SAYFALAR

3 Ocak 2020 Cuma

Aradığını kendinde bulmak ya da kayıpla kaybolmak

“Zaman da duruyor ve onları gözlüyor. Zaman asılı kalıyor, düşüşten önce her şey asılı kalıyor.”
- J. M. Coetzee, Petersburg’lu Usta

Coetzee’nin Petersburg’lu Usta kitabında okuru Dostoyevski karşılıyor. Kurmaca bir Dostoyevski, ama gerçeğine çok benziyor. Rus edebiyatı uzmanı olan Coetzee konuya ne kadar hâkim olduğunu tüm ustalığıyla gösteriyor. Yazarın Büyük Usta Dostoyevski’yi ne kadar iyi okuduğunu, Rusya tarihi ve edebiyatı hakkındaki birikiminin ne denli olduğunu tahmin edebiliyoruz. Fakat beni, yani yazımı ilgilendiren, kitabın estetik kısmı değil. Yazımda ele alacaklarım kitabın konusuyla ilgili: Kaybetmek, kaybolmak.

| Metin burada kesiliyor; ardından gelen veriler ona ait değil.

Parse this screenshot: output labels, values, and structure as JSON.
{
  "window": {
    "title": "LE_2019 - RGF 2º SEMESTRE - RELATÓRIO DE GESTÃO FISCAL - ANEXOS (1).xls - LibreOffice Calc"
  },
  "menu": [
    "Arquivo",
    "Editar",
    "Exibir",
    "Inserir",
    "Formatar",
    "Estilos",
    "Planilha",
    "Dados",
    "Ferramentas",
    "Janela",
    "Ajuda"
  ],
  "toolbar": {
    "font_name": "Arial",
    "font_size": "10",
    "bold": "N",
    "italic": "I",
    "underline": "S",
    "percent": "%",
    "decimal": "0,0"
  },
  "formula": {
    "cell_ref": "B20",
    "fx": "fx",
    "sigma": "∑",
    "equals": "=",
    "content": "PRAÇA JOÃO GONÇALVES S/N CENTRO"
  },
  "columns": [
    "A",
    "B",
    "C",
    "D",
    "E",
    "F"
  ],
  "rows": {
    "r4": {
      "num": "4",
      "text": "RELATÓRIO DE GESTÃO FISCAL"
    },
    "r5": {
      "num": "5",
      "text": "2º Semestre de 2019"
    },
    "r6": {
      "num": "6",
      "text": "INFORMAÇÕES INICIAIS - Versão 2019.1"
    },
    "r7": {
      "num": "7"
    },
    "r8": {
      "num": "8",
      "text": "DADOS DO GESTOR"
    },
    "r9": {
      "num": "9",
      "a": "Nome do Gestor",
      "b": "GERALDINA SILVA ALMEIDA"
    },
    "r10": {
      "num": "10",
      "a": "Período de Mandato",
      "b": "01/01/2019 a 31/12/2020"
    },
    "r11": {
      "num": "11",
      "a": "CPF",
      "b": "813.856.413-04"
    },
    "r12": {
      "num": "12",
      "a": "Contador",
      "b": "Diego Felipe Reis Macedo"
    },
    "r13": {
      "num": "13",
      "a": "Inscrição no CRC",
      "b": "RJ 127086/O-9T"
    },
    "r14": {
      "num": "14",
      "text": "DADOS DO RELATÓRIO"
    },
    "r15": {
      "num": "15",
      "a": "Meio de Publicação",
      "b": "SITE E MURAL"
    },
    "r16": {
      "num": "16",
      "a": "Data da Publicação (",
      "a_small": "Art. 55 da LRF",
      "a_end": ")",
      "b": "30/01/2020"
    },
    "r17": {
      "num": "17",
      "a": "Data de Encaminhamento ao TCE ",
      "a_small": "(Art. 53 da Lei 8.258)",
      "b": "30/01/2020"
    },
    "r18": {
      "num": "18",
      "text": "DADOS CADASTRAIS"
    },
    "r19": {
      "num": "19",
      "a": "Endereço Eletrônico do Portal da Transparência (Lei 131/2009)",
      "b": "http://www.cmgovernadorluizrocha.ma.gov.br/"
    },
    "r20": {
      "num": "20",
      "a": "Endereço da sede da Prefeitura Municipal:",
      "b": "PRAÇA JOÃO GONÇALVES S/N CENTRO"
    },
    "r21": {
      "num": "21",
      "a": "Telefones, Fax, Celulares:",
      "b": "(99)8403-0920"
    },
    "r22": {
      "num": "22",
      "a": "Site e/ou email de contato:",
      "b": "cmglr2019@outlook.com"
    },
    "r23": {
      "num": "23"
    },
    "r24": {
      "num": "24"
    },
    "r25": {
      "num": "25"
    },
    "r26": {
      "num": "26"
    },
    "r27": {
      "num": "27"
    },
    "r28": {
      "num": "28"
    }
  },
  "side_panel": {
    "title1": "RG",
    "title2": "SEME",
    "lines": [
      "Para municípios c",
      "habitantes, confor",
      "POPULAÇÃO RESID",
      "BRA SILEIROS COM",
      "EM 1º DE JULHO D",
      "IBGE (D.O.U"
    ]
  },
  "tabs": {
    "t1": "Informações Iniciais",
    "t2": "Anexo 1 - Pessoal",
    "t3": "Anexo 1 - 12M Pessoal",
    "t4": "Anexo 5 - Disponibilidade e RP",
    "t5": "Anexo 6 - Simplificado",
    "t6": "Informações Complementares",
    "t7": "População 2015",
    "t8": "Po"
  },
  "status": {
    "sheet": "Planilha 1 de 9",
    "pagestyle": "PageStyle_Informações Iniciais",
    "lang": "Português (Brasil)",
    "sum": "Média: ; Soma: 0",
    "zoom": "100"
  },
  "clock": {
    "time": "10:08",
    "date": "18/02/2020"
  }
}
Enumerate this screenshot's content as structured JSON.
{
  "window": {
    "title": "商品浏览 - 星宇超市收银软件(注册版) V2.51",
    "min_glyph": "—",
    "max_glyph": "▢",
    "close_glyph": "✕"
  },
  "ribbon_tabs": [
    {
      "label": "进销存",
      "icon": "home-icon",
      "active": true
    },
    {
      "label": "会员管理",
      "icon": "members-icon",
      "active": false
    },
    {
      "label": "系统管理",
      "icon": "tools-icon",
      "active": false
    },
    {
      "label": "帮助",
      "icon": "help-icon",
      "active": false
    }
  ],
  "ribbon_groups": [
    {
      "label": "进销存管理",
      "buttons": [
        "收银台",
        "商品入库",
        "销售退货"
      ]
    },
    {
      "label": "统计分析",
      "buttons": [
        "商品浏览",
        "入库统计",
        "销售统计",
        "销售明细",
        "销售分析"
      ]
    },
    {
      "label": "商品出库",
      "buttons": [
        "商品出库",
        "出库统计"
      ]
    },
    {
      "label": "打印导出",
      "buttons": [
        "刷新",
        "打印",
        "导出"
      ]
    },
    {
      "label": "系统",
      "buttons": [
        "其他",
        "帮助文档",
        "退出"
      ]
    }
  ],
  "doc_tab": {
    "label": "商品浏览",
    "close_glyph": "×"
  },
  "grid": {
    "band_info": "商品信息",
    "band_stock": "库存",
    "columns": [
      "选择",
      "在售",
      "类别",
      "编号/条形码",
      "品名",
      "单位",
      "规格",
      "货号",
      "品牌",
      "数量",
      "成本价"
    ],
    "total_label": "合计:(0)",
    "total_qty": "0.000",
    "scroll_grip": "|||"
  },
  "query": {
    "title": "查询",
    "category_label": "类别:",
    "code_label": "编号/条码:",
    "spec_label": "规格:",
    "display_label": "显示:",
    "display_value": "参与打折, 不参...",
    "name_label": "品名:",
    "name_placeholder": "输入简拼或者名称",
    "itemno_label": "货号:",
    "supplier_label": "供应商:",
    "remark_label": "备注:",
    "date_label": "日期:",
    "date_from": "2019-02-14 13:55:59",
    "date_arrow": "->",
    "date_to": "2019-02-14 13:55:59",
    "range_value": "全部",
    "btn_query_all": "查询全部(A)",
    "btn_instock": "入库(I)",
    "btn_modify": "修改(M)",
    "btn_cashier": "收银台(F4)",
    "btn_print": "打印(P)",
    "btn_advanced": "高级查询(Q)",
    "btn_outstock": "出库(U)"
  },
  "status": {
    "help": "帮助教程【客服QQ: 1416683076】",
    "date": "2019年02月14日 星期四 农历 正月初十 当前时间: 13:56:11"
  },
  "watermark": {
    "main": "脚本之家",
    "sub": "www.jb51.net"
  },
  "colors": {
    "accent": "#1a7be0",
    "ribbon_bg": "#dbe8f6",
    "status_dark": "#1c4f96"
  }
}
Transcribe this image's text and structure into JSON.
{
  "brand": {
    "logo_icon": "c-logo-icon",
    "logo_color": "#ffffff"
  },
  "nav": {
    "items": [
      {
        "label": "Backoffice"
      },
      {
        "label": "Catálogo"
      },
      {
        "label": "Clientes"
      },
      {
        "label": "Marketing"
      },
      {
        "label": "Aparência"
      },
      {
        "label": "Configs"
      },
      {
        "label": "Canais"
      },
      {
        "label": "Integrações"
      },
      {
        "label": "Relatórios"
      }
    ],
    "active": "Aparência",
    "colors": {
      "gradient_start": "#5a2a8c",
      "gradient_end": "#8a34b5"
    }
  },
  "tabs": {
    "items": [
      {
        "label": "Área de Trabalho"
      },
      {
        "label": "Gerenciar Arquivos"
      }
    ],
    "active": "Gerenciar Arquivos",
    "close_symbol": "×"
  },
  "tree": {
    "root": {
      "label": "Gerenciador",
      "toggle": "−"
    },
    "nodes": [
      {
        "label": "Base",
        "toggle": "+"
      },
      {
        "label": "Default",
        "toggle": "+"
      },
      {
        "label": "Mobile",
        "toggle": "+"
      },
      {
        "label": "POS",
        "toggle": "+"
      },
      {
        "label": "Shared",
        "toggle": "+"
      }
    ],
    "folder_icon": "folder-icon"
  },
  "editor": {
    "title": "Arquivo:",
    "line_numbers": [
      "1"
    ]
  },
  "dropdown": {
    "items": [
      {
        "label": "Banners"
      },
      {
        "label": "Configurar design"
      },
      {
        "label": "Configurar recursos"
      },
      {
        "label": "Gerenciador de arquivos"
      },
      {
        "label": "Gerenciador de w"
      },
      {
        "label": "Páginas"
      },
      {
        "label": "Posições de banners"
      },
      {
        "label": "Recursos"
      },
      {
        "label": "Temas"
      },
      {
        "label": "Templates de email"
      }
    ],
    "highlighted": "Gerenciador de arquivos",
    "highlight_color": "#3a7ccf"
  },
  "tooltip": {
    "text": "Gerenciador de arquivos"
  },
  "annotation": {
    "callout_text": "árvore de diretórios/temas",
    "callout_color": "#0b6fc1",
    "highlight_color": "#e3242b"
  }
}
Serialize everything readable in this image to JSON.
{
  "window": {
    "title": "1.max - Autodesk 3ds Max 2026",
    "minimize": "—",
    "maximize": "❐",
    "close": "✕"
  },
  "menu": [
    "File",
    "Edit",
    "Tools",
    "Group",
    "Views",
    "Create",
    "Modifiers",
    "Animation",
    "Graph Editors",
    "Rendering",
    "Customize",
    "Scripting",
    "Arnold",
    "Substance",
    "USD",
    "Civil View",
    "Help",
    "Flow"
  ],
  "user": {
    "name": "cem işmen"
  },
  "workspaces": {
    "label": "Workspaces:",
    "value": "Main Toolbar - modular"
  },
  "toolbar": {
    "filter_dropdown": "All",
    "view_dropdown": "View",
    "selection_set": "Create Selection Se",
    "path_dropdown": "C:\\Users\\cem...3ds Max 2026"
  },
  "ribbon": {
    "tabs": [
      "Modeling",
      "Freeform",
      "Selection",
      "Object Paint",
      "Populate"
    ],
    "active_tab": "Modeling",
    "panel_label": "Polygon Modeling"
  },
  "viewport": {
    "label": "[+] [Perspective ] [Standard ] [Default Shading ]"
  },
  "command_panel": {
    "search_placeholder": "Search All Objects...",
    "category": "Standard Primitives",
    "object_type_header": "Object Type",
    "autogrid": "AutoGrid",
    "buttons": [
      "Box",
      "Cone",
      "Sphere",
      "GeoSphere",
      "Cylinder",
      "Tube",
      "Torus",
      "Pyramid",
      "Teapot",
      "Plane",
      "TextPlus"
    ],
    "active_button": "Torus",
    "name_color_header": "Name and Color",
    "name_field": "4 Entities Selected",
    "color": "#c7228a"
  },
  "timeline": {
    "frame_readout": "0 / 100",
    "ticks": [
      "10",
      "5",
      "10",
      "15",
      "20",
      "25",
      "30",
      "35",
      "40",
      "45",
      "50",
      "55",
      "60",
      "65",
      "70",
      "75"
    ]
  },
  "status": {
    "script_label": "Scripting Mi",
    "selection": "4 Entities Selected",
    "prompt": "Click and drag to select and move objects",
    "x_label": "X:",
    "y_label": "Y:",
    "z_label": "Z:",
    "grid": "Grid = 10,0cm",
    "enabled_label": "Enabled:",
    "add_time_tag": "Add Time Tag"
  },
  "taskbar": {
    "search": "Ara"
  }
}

Dostoyevski bir gün, gönüllü olarak sürgüne gittiği Almanya’dan Petersburg’a çağırılır. Ellili yaşlarındaki Dostoyevski apar topar ve tüm alacaklılarına rağmen Petersburg’a gelir. Çünkü üvey oğlu Pavel İsaev ölmüştür. Pavel’in ölümü şüphelidir; polis kayıtlarına intihar olarak geçse de cinayet ihtimali de var. İşte böylece Dostoyevski kendisini bir kaybı ararken bulur. Daha doğrusu bir kaybı ararken kendisini kaybediyor ya da bir başkası olarak buluyor.

Birisinin arkasında bıraktığı nesneler her zaman kıymetlidir. Bu nesnelerin sahiplerinin ruhlarından bir parça taşıdığına içten içe inanılır. Bu eşyalar (her şey olabilir) geride kalan insanlar için birer zaman makinesidir. Onların içindeki cevher bizi geçmişe veya bir gelecek hayaline götürür. Pavel’in bir odasında kiracı olarak kaldığı daireye gelen Dostoyevski, ev sahibesi Anna’dan Pavel’in eşyalarını istemesi de bundan olsa gerek. Pavel’in yastığını kokluyor, bavulundan gömleğini çıkarıp sarılıyor.

Derin derin soluyor onu, tekrar tekrar soluyor ve oğlumun hayaleti içime giriyor, diye düşünüyor.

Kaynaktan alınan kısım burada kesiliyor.